Huey Freeman: American Hero
When the terrorist planes hit the World Trade Center and the Pentagon, McGruder was not thinking about the next turn in his career path; rather, he was doing what Huey and the other Boondocks kids do a lot of: watching television. "I watched five straight days of television. I was shocked by what happened. But I was also shocked by the simplistic nature of a lot of the commentary--this whole 'good' versus 'evil' analysis that sounded like something from fifth grade. And I started to recognize that this was going to be a defining moment in my career," recalls McGruder, who acknowledges that Huey tends to channel his most passionately held views. "I decided that I was going to risk throwing my career away. I absolutely thought that was the risk I was taking."
Why take the risk?
"The Boondocks is not an alternative weekly strip. This is not a website strip. This is in the Washington Post," he explains. "It just seemed like nobody else was going to say the things that needed to be said in the places where I had an opportunity to raise questions about the war--in newspapers that millions of people read every day."
McGruder is not the only cartoonist upholding the craft's honorable tradition of tweaking the powerful. Despite pressure from many editors to narrow the discourse--because, in the words of Soup to Nutz cartoonist and National Cartoonist Society spokesman Rick Stromoski, "sales and subscriptions are down, and papers are afraid of offending their communities and losing even more readers"--a number of editorial-page cartoonists have poked and prodded more than most mainstream journalists.
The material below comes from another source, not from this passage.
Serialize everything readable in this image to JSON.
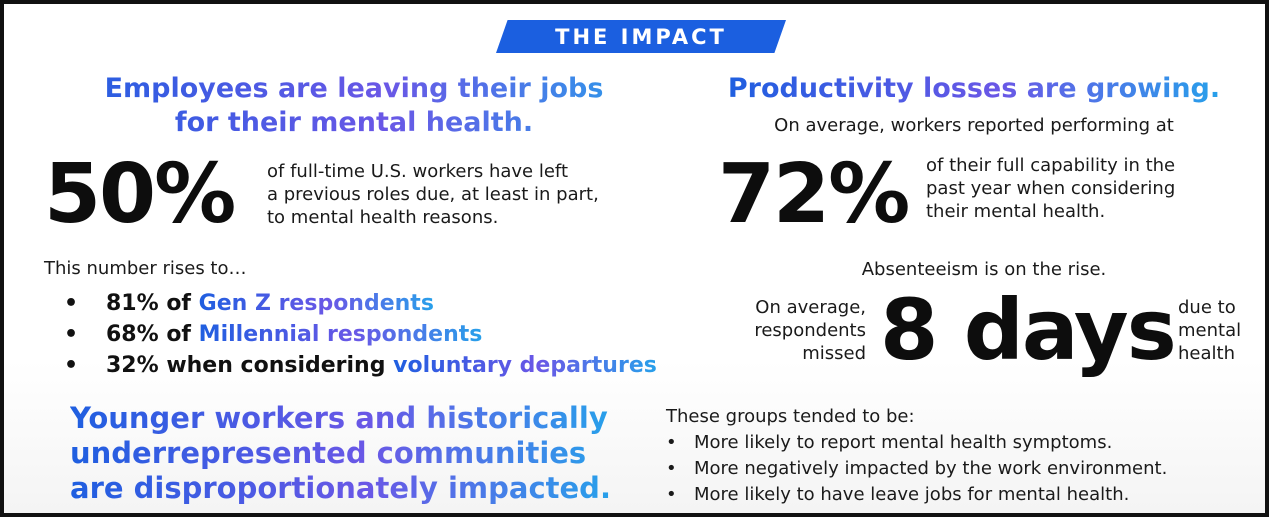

Pulitzer Prize-winner Steve Benson has created a tremendous stir in Phoenix, where his cartoons for the conservative Arizona Republic have attacked "war fever" and mocked superpatriots; angry readers have condemned Benson for what one described as "a vile tirade upon the people of the United States." Kentucky's Joel Pett has wondered aloud whether the antiterrorist cause might be better served by more food drops and fewer bombs. The Philadelphia Inquirer's Tony Auth, the Philadelphia Daily News's Signe Wilkinson and the Sacramento Bee's Rex Babin have savaged the Bush Administration's assaults on civil liberties and decision to rely on military tribunals. And, though far gentler than in his heyday, Trudeau has used his Doonesbury strip--which often appears on editorial pages--to address anti-Arab stereotyping, slack media coverage and the dubious alliances made between the United States and Afghan warlords.
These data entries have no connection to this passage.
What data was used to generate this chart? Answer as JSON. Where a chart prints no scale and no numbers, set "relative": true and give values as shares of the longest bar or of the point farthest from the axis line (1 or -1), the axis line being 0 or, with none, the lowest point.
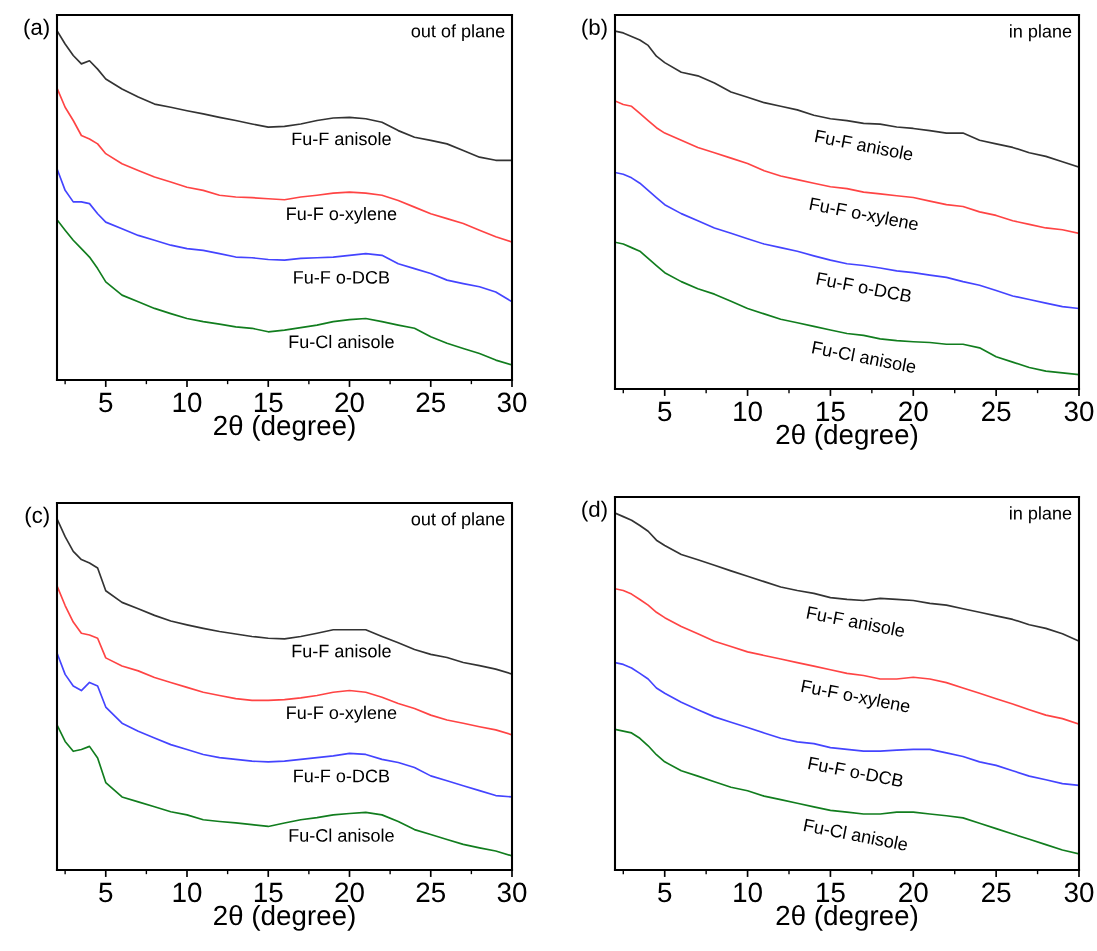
{
  "chart_data": [
    {
      "type": "line",
      "relative": true,
      "xlabel": "2θ (degree)",
      "annotations": [
        "(a)",
        "out of plane"
      ],
      "xlim": [
        2,
        30
      ],
      "xticks": [
        5,
        10,
        15,
        20,
        25,
        30
      ],
      "tick_labels": "x",
      "grid": false,
      "legend": false,
      "x": [
        2,
        2.5,
        3,
        3.5,
        4,
        4.5,
        5,
        6,
        7,
        8,
        9,
        10,
        11,
        12,
        13,
        14,
        15,
        16,
        17,
        18,
        19,
        20,
        21,
        22,
        23,
        24,
        25,
        26,
        27,
        28,
        29,
        30
      ],
      "series": [
        {
          "name": "Fu-F anisole",
          "color": "#333333",
          "values": [
            1.0,
            0.962,
            0.929,
            0.905,
            0.914,
            0.89,
            0.862,
            0.833,
            0.81,
            0.79,
            0.781,
            0.771,
            0.762,
            0.752,
            0.743,
            0.733,
            0.724,
            0.726,
            0.733,
            0.743,
            0.75,
            0.752,
            0.748,
            0.738,
            0.714,
            0.695,
            0.686,
            0.676,
            0.657,
            0.638,
            0.629,
            0.629
          ]
        },
        {
          "name": "Fu-F o-xylene",
          "color": "#ff4444",
          "values": [
            0.836,
            0.781,
            0.743,
            0.7,
            0.69,
            0.676,
            0.648,
            0.619,
            0.6,
            0.581,
            0.567,
            0.552,
            0.543,
            0.529,
            0.524,
            0.522,
            0.519,
            0.516,
            0.524,
            0.529,
            0.535,
            0.538,
            0.535,
            0.529,
            0.514,
            0.495,
            0.476,
            0.462,
            0.448,
            0.429,
            0.41,
            0.395
          ]
        },
        {
          "name": "Fu-F o-DCB",
          "color": "#4444ff",
          "values": [
            0.605,
            0.543,
            0.51,
            0.51,
            0.505,
            0.476,
            0.452,
            0.433,
            0.414,
            0.4,
            0.386,
            0.376,
            0.371,
            0.362,
            0.352,
            0.35,
            0.345,
            0.343,
            0.348,
            0.35,
            0.352,
            0.357,
            0.362,
            0.357,
            0.333,
            0.319,
            0.305,
            0.286,
            0.276,
            0.267,
            0.252,
            0.224
          ]
        },
        {
          "name": "Fu-Cl anisole",
          "color": "#117d1e",
          "values": [
            0.459,
            0.429,
            0.4,
            0.376,
            0.352,
            0.319,
            0.281,
            0.243,
            0.224,
            0.205,
            0.19,
            0.176,
            0.167,
            0.16,
            0.152,
            0.148,
            0.138,
            0.143,
            0.15,
            0.157,
            0.167,
            0.173,
            0.176,
            0.167,
            0.157,
            0.148,
            0.124,
            0.105,
            0.09,
            0.076,
            0.057,
            0.043
          ]
        }
      ]
    },
    {
      "type": "line",
      "relative": true,
      "xlabel": "2θ (degree)",
      "annotations": [
        "(b)",
        "in plane"
      ],
      "xlim": [
        2,
        30
      ],
      "xticks": [
        5,
        10,
        15,
        20,
        25,
        30
      ],
      "tick_labels": "x",
      "grid": false,
      "legend": false,
      "x": [
        2,
        2.5,
        3,
        3.5,
        4,
        4.5,
        5,
        6,
        7,
        8,
        9,
        10,
        11,
        12,
        13,
        14,
        15,
        16,
        17,
        18,
        19,
        20,
        21,
        22,
        23,
        24,
        25,
        26,
        27,
        28,
        29,
        30
      ],
      "series": [
        {
          "name": "Fu-F anisole",
          "color": "#333333",
          "values": [
            1.0,
            0.995,
            0.985,
            0.975,
            0.96,
            0.93,
            0.912,
            0.885,
            0.875,
            0.855,
            0.83,
            0.815,
            0.8,
            0.79,
            0.78,
            0.765,
            0.755,
            0.75,
            0.742,
            0.74,
            0.732,
            0.728,
            0.722,
            0.715,
            0.715,
            0.695,
            0.685,
            0.675,
            0.66,
            0.65,
            0.635,
            0.62
          ]
        },
        {
          "name": "Fu-F o-xylene",
          "color": "#ff4444",
          "values": [
            0.805,
            0.795,
            0.79,
            0.77,
            0.75,
            0.73,
            0.715,
            0.695,
            0.675,
            0.66,
            0.645,
            0.63,
            0.61,
            0.595,
            0.585,
            0.575,
            0.565,
            0.56,
            0.55,
            0.545,
            0.54,
            0.535,
            0.525,
            0.515,
            0.51,
            0.495,
            0.485,
            0.47,
            0.46,
            0.45,
            0.445,
            0.435
          ]
        },
        {
          "name": "Fu-F o-DCB",
          "color": "#4444ff",
          "values": [
            0.605,
            0.6,
            0.59,
            0.575,
            0.555,
            0.535,
            0.515,
            0.49,
            0.47,
            0.45,
            0.435,
            0.42,
            0.405,
            0.395,
            0.385,
            0.372,
            0.36,
            0.35,
            0.345,
            0.338,
            0.33,
            0.325,
            0.318,
            0.312,
            0.3,
            0.29,
            0.275,
            0.26,
            0.25,
            0.24,
            0.23,
            0.225
          ]
        },
        {
          "name": "Fu-Cl anisole",
          "color": "#117d1e",
          "values": [
            0.41,
            0.405,
            0.395,
            0.385,
            0.365,
            0.345,
            0.325,
            0.3,
            0.28,
            0.265,
            0.245,
            0.225,
            0.21,
            0.195,
            0.185,
            0.175,
            0.165,
            0.155,
            0.15,
            0.14,
            0.135,
            0.132,
            0.13,
            0.125,
            0.125,
            0.115,
            0.09,
            0.075,
            0.06,
            0.05,
            0.045,
            0.04
          ]
        }
      ]
    },
    {
      "type": "line",
      "relative": true,
      "xlabel": "2θ (degree)",
      "annotations": [
        "(c)",
        "out of plane"
      ],
      "xlim": [
        2,
        30
      ],
      "xticks": [
        5,
        10,
        15,
        20,
        25,
        30
      ],
      "tick_labels": "x",
      "grid": false,
      "legend": false,
      "x": [
        2,
        2.5,
        3,
        3.5,
        4,
        4.5,
        5,
        6,
        7,
        8,
        9,
        10,
        11,
        12,
        13,
        14,
        15,
        16,
        17,
        18,
        19,
        20,
        21,
        22,
        23,
        24,
        25,
        26,
        27,
        28,
        29,
        30
      ],
      "series": [
        {
          "name": "Fu-F anisole",
          "color": "#333333",
          "values": [
            1.0,
            0.949,
            0.907,
            0.884,
            0.874,
            0.86,
            0.795,
            0.762,
            0.744,
            0.725,
            0.709,
            0.698,
            0.688,
            0.679,
            0.672,
            0.665,
            0.66,
            0.658,
            0.665,
            0.674,
            0.684,
            0.684,
            0.684,
            0.665,
            0.647,
            0.628,
            0.614,
            0.605,
            0.591,
            0.582,
            0.572,
            0.558
          ]
        },
        {
          "name": "Fu-F o-xylene",
          "color": "#ff4444",
          "values": [
            0.809,
            0.753,
            0.706,
            0.674,
            0.669,
            0.66,
            0.604,
            0.581,
            0.567,
            0.548,
            0.534,
            0.52,
            0.506,
            0.497,
            0.488,
            0.483,
            0.483,
            0.485,
            0.49,
            0.497,
            0.506,
            0.511,
            0.506,
            0.492,
            0.474,
            0.46,
            0.441,
            0.427,
            0.418,
            0.408,
            0.399,
            0.385
          ]
        },
        {
          "name": "Fu-F o-DCB",
          "color": "#4444ff",
          "values": [
            0.618,
            0.557,
            0.524,
            0.511,
            0.534,
            0.524,
            0.464,
            0.418,
            0.395,
            0.376,
            0.357,
            0.343,
            0.329,
            0.32,
            0.315,
            0.31,
            0.308,
            0.31,
            0.315,
            0.32,
            0.325,
            0.332,
            0.329,
            0.315,
            0.306,
            0.292,
            0.268,
            0.254,
            0.24,
            0.226,
            0.212,
            0.208
          ]
        },
        {
          "name": "Fu-Cl anisole",
          "color": "#117d1e",
          "values": [
            0.413,
            0.366,
            0.338,
            0.343,
            0.352,
            0.319,
            0.249,
            0.208,
            0.194,
            0.18,
            0.166,
            0.157,
            0.143,
            0.138,
            0.134,
            0.129,
            0.124,
            0.134,
            0.143,
            0.149,
            0.157,
            0.161,
            0.164,
            0.157,
            0.138,
            0.115,
            0.101,
            0.087,
            0.073,
            0.063,
            0.054,
            0.04
          ]
        }
      ]
    },
    {
      "type": "line",
      "relative": true,
      "xlabel": "2θ (degree)",
      "annotations": [
        "(d)",
        "in plane"
      ],
      "xlim": [
        2,
        30
      ],
      "xticks": [
        5,
        10,
        15,
        20,
        25,
        30
      ],
      "tick_labels": "x",
      "grid": false,
      "legend": false,
      "x": [
        2,
        2.5,
        3,
        3.5,
        4,
        4.5,
        5,
        6,
        7,
        8,
        9,
        10,
        11,
        12,
        13,
        14,
        15,
        16,
        17,
        18,
        19,
        20,
        21,
        22,
        23,
        24,
        25,
        26,
        27,
        28,
        29,
        30
      ],
      "series": [
        {
          "name": "Fu-F anisole",
          "color": "#333333",
          "values": [
            1.0,
            0.99,
            0.98,
            0.965,
            0.949,
            0.924,
            0.909,
            0.884,
            0.869,
            0.854,
            0.838,
            0.823,
            0.808,
            0.793,
            0.783,
            0.775,
            0.763,
            0.758,
            0.755,
            0.761,
            0.758,
            0.755,
            0.747,
            0.742,
            0.732,
            0.722,
            0.712,
            0.702,
            0.687,
            0.677,
            0.662,
            0.641
          ]
        },
        {
          "name": "Fu-F o-xylene",
          "color": "#ff4444",
          "values": [
            0.788,
            0.783,
            0.773,
            0.758,
            0.742,
            0.722,
            0.707,
            0.682,
            0.662,
            0.641,
            0.626,
            0.611,
            0.601,
            0.591,
            0.581,
            0.571,
            0.561,
            0.551,
            0.545,
            0.535,
            0.535,
            0.54,
            0.535,
            0.525,
            0.51,
            0.495,
            0.48,
            0.465,
            0.449,
            0.434,
            0.424,
            0.409
          ]
        },
        {
          "name": "Fu-F o-DCB",
          "color": "#4444ff",
          "values": [
            0.581,
            0.576,
            0.566,
            0.551,
            0.535,
            0.51,
            0.495,
            0.47,
            0.449,
            0.429,
            0.414,
            0.399,
            0.384,
            0.369,
            0.359,
            0.354,
            0.343,
            0.338,
            0.333,
            0.333,
            0.336,
            0.338,
            0.338,
            0.328,
            0.318,
            0.303,
            0.293,
            0.278,
            0.263,
            0.253,
            0.242,
            0.237
          ]
        },
        {
          "name": "Fu-Cl anisole",
          "color": "#117d1e",
          "values": [
            0.394,
            0.389,
            0.384,
            0.369,
            0.348,
            0.323,
            0.303,
            0.278,
            0.263,
            0.247,
            0.232,
            0.222,
            0.207,
            0.197,
            0.187,
            0.177,
            0.167,
            0.162,
            0.157,
            0.157,
            0.162,
            0.162,
            0.157,
            0.152,
            0.146,
            0.131,
            0.116,
            0.101,
            0.086,
            0.071,
            0.056,
            0.045
          ]
        }
      ]
    }
  ]
}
Gary Huck and Mike Konopacki, whose cartoons frequently appear in labor-union publications, have dissected war profiteering by corporations. Ted Rall, who is published in alternative weeklies and a growing number of daily papers, has exposed the excesses of corporate America (one of his cartoons, titled "America's business leaders consider their role in the war," features an executive crowing, "I laid off thousands of people and scored a bailout"); in addition, Rall has filed some of the best war reporting from Afghanistan by an American journalist. And no one has skewered the mindless patriotism of the media better than Dan Perkins, whose Tom Tomorrow strip coined the phrase "We must dismantle our democracy in order to save it."
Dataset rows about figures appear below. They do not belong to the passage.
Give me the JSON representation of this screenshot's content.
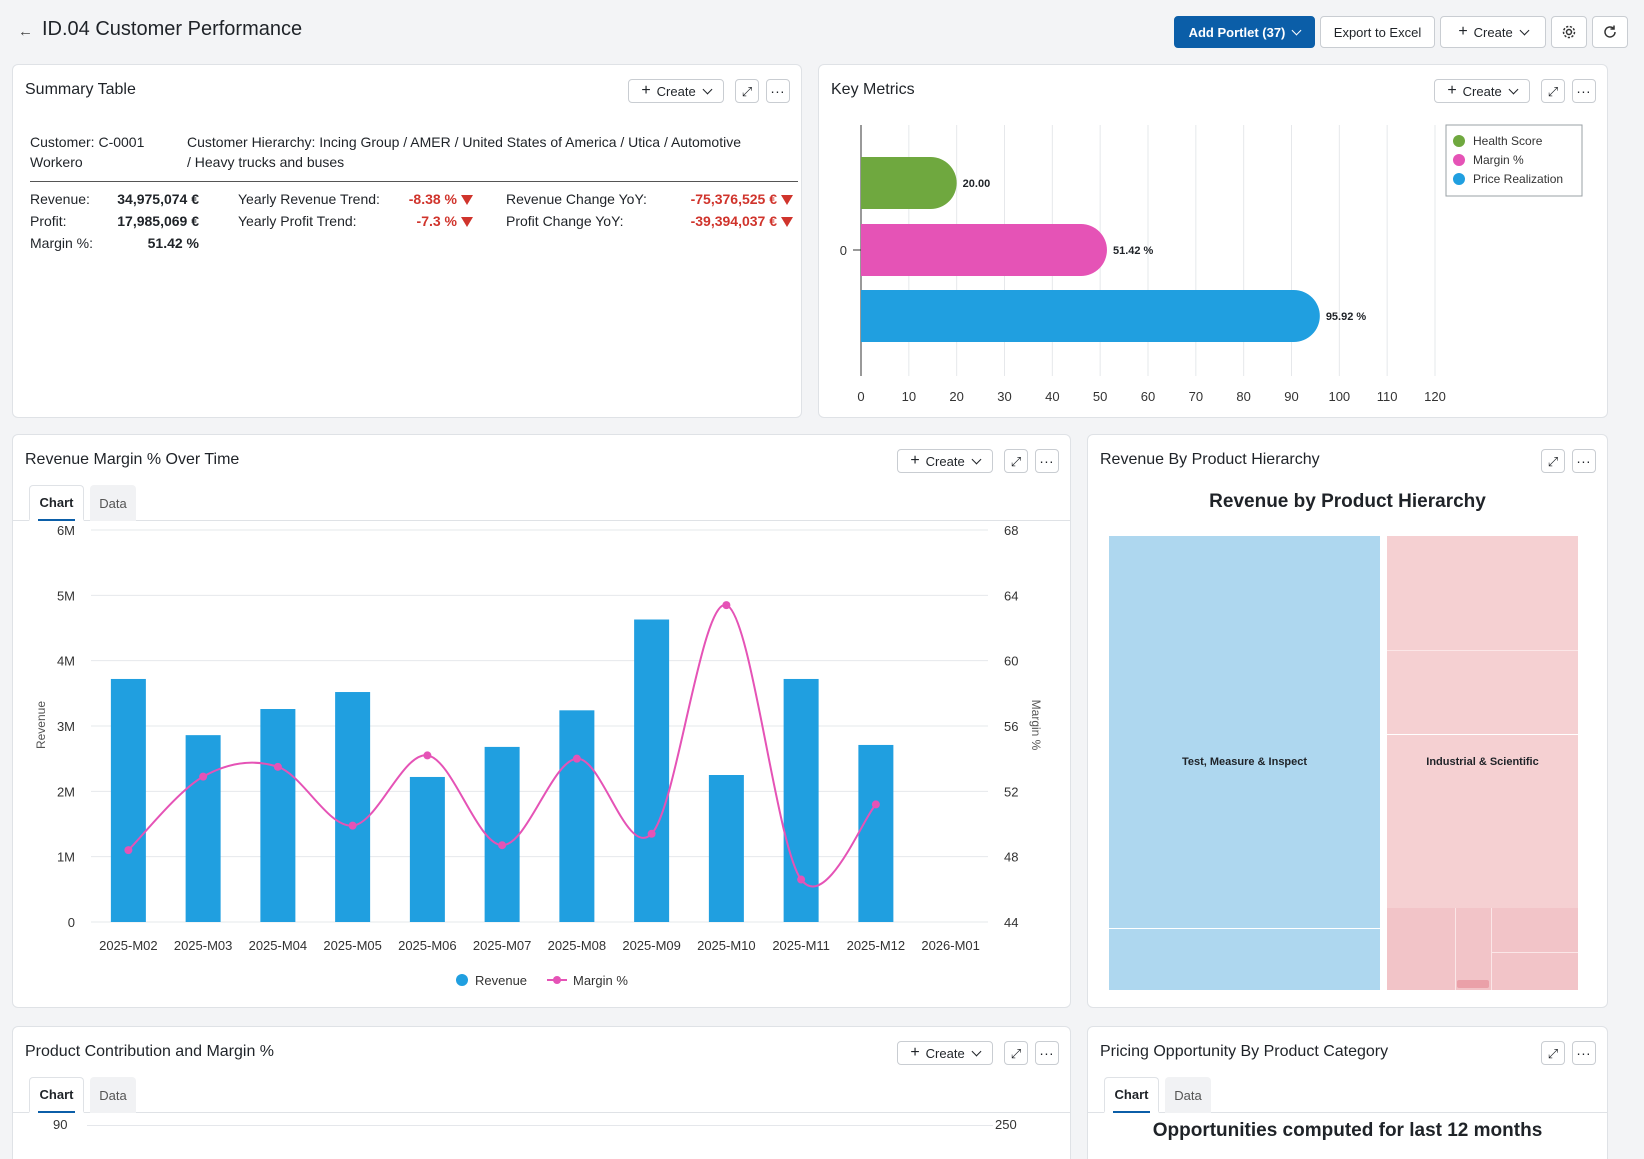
{
  "header": {
    "title": "ID.04 Customer Performance",
    "add_portlet_label": "Add Portlet (37)",
    "export_label": "Export to Excel",
    "create_label": "Create"
  },
  "common": {
    "create_label": "Create"
  },
  "summary": {
    "title": "Summary Table",
    "customer": "Customer: C-0001",
    "customer_name": "Workero",
    "hierarchy_line1": "Customer Hierarchy: Incing Group / AMER / United States of America / Utica / Automotive",
    "hierarchy_line2": "/ Heavy trucks and buses",
    "revenue_label": "Revenue:",
    "revenue_value": "34,975,074 €",
    "profit_label": "Profit:",
    "profit_value": "17,985,069 €",
    "margin_label": "Margin %:",
    "margin_value": "51.42 %",
    "yrt_label": "Yearly Revenue Trend:",
    "yrt_value": "-8.38 %",
    "ypt_label": "Yearly Profit Trend:",
    "ypt_value": "-7.3 %",
    "rcy_label": "Revenue Change YoY:",
    "rcy_value": "-75,376,525 €",
    "pcy_label": "Profit Change YoY:",
    "pcy_value": "-39,394,037 €",
    "negative_color": "#d0342c"
  },
  "key_metrics": {
    "title": "Key Metrics",
    "chart_data": {
      "type": "bar",
      "orientation": "horizontal",
      "category": "0",
      "series": [
        {
          "name": "Health Score",
          "value": 20.0,
          "label": "20.00",
          "color": "#6fa83f"
        },
        {
          "name": "Margin %",
          "value": 51.42,
          "label": "51.42 %",
          "color": "#e553b6"
        },
        {
          "name": "Price Realization",
          "value": 95.92,
          "label": "95.92 %",
          "color": "#209fe0"
        }
      ],
      "xticks": [
        "0",
        "10",
        "20",
        "30",
        "40",
        "50",
        "60",
        "70",
        "80",
        "90",
        "100",
        "110",
        "120"
      ],
      "xlim": [
        0,
        120
      ],
      "legend": "top-right",
      "grid": true
    }
  },
  "revenue_margin": {
    "title": "Revenue Margin % Over Time",
    "tab_chart": "Chart",
    "tab_data": "Data",
    "chart_data": {
      "type": "bar",
      "categories": [
        "2025-M02",
        "2025-M03",
        "2025-M04",
        "2025-M05",
        "2025-M06",
        "2025-M07",
        "2025-M08",
        "2025-M09",
        "2025-M10",
        "2025-M11",
        "2025-M12",
        "2026-M01"
      ],
      "series": [
        {
          "name": "Revenue",
          "type": "bar",
          "axis": "left",
          "color": "#209fe0",
          "values": [
            3720000,
            2860000,
            3260000,
            3520000,
            2220000,
            2680000,
            3240000,
            4630000,
            2250000,
            3720000,
            2710000,
            null
          ]
        },
        {
          "name": "Margin %",
          "type": "line",
          "axis": "right",
          "color": "#e553b6",
          "values": [
            48.4,
            52.9,
            53.5,
            49.9,
            54.2,
            48.7,
            54.0,
            49.4,
            63.4,
            46.6,
            51.2,
            null
          ]
        }
      ],
      "ylabel": "Revenue",
      "y2label": "Margin %",
      "yticks": [
        "0",
        "1M",
        "2M",
        "3M",
        "4M",
        "5M",
        "6M"
      ],
      "ylim": [
        0,
        6000000
      ],
      "y2ticks": [
        "44",
        "48",
        "52",
        "56",
        "60",
        "64",
        "68"
      ],
      "y2lim": [
        44,
        68
      ],
      "legend": "bottom",
      "grid": true
    }
  },
  "product_hierarchy": {
    "title": "Revenue By Product Hierarchy",
    "chart_data": {
      "type": "treemap",
      "title": "Revenue by Product Hierarchy",
      "nodes": [
        {
          "name": "Test, Measure & Inspect",
          "color": "#aed7ef"
        },
        {
          "name": "Industrial & Scientific",
          "color": "#f5d0d2"
        }
      ]
    }
  },
  "product_contribution": {
    "title": "Product Contribution and Margin %",
    "tab_chart": "Chart",
    "tab_data": "Data",
    "y_top": "90",
    "y2_top": "250"
  },
  "pricing_opportunity": {
    "title": "Pricing Opportunity By Product Category",
    "tab_chart": "Chart",
    "tab_data": "Data",
    "subtitle": "Opportunities computed for last 12 months"
  }
}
But while many editorial cartoons are syndicated, none reach the audience that The Boondocks does daily. Thus when Huey started raising a ruckus, a lot of people noticed. One night last fall, when the LA-based cartoonist was visiting his parents in Maryland, McGruder sat down with Mom and Dad to watch a segment on ABC's Nightline portray him as one of America's most controversial commentators. Despite his off-message message, offers keep coming McGruder's way from Hollywood; he's developing an animated version of The Boondocks that's expected to show up as a network series this fall, and he's writing movie scripts--including one about George W. Bush's theft of the 2000 election. "If we can get it made, it will be a miracle," jokes McGruder, who calls Bush "our almost-elected leader." Weighing the continued success of The Boondocks and his Hollywood options against the recent controversy, McGruder says, "I can't say I've suffered. A few papers pulled [the strip] but most of them haven't. And the publicity has just drawn attention to what I'm doing."
Indeed, McGruder wonders why so few successful artists speak out about race, class, war and Bush's court-ordered presidency. "I understand that in a capitalist society, anger at the system is a luxury. But some people are on top of the system. Why don't they speak out?" he asks. "The only time I really get upset is when I see someone like Oprah [Winfrey], who has the money, who has the power, and I think, 'What is holding you back from changing the world, from changing the world in a drastic way?'" Adds McGruder, who has frequently used The Boondocks to criticize African-American celebrities who take the cautious route, "Some of these people clearly decided, at some point, not to take any risks. I can't do that." So Huey Freeman refuses to shut up. "I'm going to stay cynical, resist this bandwagon war," the cartoon character told his pal Caesar in a recent strip. "Sure, my kind may be obsolete. But so what?"
Actually, McGruder says, he doesn't believe Huey's thinking--or his own--to be obsolete, or even all that radical. "I really think that what I am doing with The Boondocks is common sense. It's just that when no one in a position to be heard is speaking out, common sense seems radical," he says, sounding distinctly like Huey as he adds, "How's that for irony: We live in a time when common-sense statements seem radical."